Vehicles towed, at $175, by Tillman Towing from Hilburn Holdings lot during BC-C Team football game
If you had the misfortune of parking in the Hilburn Holdings parking lot for the Brookland-Cayce C-Team football game Wednesday, you got a big post-game surprise.
Hilburn Holdings, at the corner of 7th Street and Knox-Abbott Drive called in Tillman towing to impound your vehicle.
Cost to get your car back: $175. That is double the normal rate for towed vehicles.
In the course of an hour-or-so the seven Tillman tows conceivably resulted in $1,225, from Brookland-Cayce patrons who concluded it was OK to park in the place they’d been parking for years. Fonseca-Hilburn said Hiburn Holdings does not get any profit from the $1,225 from the vehicle confiscations.
The seizure of cars came two days before Brookland-Cayce is holding its homecoming festival. The homecoming football game is Friday at 7:30 p.m.
Hilburn Holdings moved in recently and said they have warned trespassers.
Anne Fonseca Hilburn, wife and partner of David Hiburn, Hilburn’s owner, said in an email: “we have been trying to be a nice neighbor; we have contacted the school countless times regarding the illegal parking, garbage left behind by their guests and the liability we incur by having non-employees parking on our property.”
She went on to say: “We have been very tolerant in that we have made flyers, placed them on each car throughout the year, physically spoken to people parking and asked them to please not park on our property but to no avail. Our employees on several occasions have gotten into verbal altercations with people because they feel they can disregard the “No Parking” signs.”

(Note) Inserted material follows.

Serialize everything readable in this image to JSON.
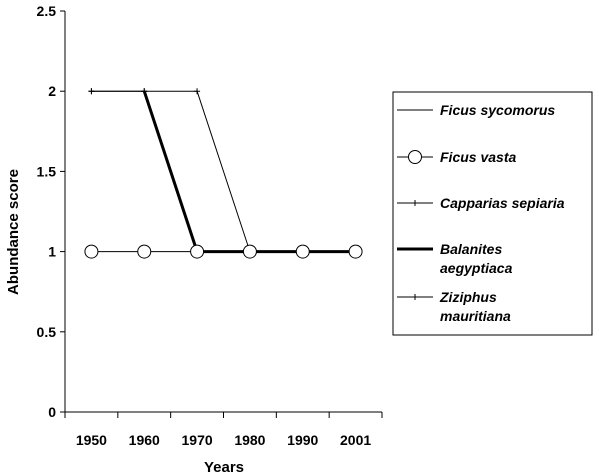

On Wednesday, as the BC-C-Team took on Pleasant Hill and posted a thrilling win, there were no warnings in the form of flyers, or verbally.
The drivers who came out to find their cars removed were stunned. Even more startling was the $175 charge to get the car back. Normally, one of the tow-truck drivers said, Tillman would charge $85 for a tow, and $3.50-a-mile to go to the lot, a mobile home, at 1749 Airport Boulevard. But that fee was doubled on Wednesday.
Despite the severity of the fee, Fonseca-Hilburn was unapologetic: “of course there will always be those whom believe that the law does not apply to them,” she wrote in response.
But a man who was at Tillman late Wednesday to get his car so he could go to his job the next day, said he did not see the small signs posted. He also said since the business was closed, and he had always parked there with no incident, he did not think anything was different. He said he never would have parked there if it were clear that the owners did not want him to.